At a recent summit, Greenland awarded itself an annual salmon quota of 45 metric tons for the next three years. Officials there say the new quota is considerably less than the previous harvest of 57 tons, and that reducing it further would have devastating economic consequences for fishing communities around the huge, sparsely populated island.

“The fact is that we’re reducing the fishery a lot,” Katrine Kaergard of Greenland’s ministry of fisheries told Maine Public Radio.

But some U.S. officials believe the salmon quota should be zero. They worry about the effect on vulnerable Atlantic salmon populations in the United States.

“There will be U.S. origin fish,” said Daniel Morris, the U.S. representative at a recent summit organized by the North Atlantic Salmon Conservation Organization. “Our salmon stocks are in such a precarious state that if we lose 10, 20, 50, 100 fish to the West Greenland fishery, it’s a big deal.”

The Penobscot has the largest population of wild Atlantic salmon in the United States, but last year’s count was fewer than 400. There are some encouraging signs, however.
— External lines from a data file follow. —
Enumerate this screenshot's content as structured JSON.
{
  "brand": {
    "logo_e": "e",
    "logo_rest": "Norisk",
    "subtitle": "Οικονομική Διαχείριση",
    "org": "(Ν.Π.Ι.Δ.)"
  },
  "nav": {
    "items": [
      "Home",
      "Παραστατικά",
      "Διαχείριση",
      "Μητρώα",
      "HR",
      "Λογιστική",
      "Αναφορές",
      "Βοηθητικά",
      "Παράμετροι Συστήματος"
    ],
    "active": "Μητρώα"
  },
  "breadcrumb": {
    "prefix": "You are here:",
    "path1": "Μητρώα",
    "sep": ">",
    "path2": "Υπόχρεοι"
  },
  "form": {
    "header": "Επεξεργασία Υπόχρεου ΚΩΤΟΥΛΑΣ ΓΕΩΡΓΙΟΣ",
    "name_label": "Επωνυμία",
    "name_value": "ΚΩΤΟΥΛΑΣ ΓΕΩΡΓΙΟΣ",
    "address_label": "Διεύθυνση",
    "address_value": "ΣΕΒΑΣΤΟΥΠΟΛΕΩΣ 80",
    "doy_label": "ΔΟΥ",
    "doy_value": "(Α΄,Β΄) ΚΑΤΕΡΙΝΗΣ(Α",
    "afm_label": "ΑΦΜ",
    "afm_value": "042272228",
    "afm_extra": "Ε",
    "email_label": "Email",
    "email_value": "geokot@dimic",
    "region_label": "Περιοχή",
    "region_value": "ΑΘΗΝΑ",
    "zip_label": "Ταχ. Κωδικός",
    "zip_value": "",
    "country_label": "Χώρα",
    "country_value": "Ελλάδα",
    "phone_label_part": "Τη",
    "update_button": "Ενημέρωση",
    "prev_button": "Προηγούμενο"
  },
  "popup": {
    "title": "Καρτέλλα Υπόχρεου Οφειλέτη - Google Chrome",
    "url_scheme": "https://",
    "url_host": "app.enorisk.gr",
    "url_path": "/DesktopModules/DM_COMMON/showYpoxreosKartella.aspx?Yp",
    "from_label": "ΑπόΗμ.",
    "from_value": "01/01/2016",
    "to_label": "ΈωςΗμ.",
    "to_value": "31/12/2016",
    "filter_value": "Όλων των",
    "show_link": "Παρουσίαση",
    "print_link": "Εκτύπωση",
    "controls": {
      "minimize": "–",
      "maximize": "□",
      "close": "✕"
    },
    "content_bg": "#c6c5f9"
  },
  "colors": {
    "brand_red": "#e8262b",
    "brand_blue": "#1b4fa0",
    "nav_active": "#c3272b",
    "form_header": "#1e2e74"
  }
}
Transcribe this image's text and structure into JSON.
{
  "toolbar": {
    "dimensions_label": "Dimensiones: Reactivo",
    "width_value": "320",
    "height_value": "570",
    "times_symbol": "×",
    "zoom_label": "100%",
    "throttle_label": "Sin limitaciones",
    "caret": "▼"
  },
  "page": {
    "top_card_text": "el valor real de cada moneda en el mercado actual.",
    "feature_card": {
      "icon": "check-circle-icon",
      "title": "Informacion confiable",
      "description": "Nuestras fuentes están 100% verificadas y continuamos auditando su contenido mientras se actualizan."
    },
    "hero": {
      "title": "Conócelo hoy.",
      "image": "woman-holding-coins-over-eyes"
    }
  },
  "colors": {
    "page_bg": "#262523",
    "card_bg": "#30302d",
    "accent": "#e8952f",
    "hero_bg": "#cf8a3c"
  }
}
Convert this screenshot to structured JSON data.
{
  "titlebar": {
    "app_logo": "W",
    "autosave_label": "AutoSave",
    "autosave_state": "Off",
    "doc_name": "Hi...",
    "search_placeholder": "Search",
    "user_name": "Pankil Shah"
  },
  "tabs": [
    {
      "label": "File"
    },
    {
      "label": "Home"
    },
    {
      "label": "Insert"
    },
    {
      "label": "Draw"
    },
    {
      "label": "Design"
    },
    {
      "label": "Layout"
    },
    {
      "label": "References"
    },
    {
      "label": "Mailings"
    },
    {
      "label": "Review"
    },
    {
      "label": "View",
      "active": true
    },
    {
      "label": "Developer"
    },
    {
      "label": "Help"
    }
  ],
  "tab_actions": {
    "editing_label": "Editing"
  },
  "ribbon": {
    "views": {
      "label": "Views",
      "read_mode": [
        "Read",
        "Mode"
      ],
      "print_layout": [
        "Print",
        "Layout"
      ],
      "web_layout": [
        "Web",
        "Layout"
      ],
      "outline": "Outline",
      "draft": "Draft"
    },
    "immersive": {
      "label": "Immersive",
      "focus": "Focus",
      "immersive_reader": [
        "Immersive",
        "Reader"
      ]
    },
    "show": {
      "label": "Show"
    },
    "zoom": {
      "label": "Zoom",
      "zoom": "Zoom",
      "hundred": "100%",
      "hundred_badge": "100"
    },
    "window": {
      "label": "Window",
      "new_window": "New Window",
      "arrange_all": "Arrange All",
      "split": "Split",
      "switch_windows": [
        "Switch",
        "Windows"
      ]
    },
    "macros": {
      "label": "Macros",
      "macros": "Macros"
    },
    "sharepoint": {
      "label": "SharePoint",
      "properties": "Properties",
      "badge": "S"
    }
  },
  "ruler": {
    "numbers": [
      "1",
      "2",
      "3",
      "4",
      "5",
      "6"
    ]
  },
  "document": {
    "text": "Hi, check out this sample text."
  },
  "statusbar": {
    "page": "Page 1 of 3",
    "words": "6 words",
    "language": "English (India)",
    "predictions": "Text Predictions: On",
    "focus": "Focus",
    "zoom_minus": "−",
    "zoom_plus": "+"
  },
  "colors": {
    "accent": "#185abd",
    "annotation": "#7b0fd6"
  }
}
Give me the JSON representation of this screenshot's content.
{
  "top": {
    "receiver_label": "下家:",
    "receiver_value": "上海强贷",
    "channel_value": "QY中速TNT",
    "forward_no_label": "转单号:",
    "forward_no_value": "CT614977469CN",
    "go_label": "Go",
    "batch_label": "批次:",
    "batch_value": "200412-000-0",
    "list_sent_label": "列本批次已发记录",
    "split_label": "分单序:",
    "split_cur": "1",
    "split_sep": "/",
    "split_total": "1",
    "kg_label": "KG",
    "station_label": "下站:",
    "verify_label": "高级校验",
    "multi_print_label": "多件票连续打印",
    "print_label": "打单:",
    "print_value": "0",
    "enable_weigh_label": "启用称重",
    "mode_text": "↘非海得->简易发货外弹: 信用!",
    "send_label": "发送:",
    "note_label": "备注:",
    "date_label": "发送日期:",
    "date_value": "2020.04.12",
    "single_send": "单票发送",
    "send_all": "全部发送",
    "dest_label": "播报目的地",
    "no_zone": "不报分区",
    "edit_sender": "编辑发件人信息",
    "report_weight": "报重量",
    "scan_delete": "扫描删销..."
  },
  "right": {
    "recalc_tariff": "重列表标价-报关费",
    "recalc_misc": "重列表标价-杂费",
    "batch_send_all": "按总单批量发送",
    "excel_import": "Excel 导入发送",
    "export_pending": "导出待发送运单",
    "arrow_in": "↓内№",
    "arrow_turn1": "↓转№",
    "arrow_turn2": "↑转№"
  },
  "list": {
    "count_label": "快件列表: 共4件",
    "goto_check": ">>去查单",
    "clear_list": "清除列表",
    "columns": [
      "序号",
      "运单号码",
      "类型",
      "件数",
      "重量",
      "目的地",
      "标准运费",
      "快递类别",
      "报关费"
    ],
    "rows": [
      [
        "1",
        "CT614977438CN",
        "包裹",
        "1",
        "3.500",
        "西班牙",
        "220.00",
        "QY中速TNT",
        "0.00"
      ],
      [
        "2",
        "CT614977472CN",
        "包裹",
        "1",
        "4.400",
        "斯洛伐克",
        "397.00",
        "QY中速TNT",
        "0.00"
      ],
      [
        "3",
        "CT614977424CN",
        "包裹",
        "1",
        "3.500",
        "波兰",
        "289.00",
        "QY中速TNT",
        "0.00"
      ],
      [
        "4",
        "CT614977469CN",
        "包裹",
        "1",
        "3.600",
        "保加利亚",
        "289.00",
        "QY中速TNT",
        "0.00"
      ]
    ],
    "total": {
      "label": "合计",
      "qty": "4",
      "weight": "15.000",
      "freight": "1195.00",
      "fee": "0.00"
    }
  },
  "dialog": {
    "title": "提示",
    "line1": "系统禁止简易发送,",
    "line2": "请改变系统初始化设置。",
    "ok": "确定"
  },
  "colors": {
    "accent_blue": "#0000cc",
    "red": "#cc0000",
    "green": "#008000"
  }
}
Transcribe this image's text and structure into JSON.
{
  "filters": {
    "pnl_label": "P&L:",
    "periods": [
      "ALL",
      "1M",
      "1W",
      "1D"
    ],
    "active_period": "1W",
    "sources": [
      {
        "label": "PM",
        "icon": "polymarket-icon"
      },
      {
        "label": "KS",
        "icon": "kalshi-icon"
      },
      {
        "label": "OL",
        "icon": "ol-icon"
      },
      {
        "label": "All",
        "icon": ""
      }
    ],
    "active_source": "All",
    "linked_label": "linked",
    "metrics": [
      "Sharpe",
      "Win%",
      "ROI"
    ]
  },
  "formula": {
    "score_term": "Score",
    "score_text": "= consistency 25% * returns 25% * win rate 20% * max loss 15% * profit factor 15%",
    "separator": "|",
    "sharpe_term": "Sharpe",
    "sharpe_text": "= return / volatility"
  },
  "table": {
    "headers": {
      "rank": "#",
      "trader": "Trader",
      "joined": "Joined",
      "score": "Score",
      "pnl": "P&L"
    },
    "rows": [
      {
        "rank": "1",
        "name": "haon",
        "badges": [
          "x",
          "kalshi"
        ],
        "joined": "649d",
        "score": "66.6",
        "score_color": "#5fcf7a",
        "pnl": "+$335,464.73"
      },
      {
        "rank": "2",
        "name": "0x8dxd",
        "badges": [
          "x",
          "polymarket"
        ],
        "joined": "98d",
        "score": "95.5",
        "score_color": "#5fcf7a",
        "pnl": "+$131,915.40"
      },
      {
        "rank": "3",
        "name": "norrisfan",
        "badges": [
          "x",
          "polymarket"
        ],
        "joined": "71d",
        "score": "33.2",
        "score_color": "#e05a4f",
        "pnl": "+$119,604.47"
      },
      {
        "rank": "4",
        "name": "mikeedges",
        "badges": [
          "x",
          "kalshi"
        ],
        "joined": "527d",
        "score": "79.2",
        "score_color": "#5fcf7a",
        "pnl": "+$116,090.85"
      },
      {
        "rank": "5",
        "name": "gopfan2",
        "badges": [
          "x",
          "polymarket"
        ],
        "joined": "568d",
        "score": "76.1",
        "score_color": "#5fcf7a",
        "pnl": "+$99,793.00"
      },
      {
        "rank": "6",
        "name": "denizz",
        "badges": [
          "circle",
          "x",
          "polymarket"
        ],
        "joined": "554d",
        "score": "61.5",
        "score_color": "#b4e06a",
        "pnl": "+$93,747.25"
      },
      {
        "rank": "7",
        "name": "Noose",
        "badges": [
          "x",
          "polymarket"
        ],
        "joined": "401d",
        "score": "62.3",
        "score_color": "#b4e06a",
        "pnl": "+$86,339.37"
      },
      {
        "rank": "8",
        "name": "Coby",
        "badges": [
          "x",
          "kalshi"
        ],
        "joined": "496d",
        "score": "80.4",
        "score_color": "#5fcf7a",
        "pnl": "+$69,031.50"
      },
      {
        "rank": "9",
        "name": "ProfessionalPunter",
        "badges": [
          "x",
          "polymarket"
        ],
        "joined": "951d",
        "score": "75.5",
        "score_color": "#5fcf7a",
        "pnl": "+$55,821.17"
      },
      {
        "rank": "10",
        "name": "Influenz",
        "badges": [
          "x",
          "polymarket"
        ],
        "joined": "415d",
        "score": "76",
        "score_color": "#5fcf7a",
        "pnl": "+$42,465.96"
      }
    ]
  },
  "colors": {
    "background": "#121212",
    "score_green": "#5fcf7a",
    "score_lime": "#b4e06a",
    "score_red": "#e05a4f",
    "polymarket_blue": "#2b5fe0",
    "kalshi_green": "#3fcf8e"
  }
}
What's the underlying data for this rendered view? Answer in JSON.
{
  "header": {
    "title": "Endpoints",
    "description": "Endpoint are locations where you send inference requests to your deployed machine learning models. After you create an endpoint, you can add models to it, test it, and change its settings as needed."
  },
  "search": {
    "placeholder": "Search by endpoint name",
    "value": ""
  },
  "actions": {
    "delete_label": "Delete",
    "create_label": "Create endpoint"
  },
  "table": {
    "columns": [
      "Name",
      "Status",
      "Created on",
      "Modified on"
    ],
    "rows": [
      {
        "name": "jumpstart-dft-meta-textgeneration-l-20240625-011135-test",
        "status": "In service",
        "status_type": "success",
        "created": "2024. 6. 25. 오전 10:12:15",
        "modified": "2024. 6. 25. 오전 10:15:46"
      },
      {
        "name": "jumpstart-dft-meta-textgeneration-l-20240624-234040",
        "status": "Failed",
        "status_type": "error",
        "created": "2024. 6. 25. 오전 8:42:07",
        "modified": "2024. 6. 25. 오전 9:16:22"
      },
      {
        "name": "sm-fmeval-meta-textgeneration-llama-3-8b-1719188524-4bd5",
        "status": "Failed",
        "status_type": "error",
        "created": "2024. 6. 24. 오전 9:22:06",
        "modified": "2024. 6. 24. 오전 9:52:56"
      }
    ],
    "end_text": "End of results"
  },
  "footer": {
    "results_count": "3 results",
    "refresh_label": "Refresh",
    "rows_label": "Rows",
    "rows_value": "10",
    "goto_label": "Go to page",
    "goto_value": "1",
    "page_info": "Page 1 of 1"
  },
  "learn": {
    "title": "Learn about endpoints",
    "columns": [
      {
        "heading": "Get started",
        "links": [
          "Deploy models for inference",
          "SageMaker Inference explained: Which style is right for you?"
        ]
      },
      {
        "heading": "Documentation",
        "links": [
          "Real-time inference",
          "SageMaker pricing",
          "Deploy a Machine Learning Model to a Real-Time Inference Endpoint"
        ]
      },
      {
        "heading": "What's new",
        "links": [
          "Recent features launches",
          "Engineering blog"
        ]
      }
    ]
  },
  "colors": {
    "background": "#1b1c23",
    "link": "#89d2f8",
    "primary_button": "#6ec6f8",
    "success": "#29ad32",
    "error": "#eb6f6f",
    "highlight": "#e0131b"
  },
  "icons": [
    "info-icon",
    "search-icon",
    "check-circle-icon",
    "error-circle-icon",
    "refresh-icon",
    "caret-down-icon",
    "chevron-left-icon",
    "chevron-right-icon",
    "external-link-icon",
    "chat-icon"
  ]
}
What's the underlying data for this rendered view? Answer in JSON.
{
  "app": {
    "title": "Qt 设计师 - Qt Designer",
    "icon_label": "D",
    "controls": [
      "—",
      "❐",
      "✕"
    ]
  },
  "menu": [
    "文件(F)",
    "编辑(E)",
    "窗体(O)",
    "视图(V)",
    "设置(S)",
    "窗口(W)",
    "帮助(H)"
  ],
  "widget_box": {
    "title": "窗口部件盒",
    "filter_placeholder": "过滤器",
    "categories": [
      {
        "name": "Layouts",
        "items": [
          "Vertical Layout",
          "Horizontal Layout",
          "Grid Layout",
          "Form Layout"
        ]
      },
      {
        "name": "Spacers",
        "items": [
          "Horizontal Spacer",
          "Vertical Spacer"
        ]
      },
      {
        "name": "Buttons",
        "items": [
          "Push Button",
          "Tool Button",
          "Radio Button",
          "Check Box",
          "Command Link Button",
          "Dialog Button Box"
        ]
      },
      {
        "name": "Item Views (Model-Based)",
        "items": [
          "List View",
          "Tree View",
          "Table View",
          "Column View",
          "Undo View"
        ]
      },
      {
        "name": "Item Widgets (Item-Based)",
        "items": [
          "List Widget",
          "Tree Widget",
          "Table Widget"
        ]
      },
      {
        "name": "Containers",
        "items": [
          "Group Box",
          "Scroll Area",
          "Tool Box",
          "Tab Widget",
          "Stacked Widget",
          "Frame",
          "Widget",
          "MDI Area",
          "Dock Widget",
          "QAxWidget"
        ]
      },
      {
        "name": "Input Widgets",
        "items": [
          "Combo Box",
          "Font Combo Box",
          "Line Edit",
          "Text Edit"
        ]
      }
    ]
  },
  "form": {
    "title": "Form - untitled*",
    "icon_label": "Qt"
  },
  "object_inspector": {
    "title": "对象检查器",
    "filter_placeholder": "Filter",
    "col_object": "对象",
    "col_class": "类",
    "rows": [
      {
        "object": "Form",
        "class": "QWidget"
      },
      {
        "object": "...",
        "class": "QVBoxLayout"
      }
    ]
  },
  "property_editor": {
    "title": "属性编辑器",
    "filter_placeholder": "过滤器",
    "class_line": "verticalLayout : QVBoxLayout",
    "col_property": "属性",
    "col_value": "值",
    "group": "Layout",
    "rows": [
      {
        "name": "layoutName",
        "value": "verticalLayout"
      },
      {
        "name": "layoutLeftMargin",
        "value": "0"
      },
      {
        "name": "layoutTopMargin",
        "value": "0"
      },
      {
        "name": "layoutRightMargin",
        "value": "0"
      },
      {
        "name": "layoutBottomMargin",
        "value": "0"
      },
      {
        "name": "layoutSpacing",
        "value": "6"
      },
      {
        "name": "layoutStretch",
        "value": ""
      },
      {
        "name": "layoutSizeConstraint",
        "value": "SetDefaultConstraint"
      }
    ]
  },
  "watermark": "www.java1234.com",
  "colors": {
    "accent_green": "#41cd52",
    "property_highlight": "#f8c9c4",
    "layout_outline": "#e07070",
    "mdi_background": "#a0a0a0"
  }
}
The removal of several dams, combined with a new fish lift, are enabling more fish to swim up the river. So far this year, more salmon have passed through the lift than were counted in all of 2014, but it’s a fraction of the number needed to ensure survival of the species, said Laura Rose Day of the Penobscot River Restoration Project.

“Success in restoring this river requires a lot of different parties to play important roles,” she said. “And controlling the take of fish in the ocean is extremely important.”

For 80 years, the first Maine salmon taken from the Penobscot every year was sent to the White House. That tradition ended in 1992, when returning salmon populations in New England were in dramatic decline.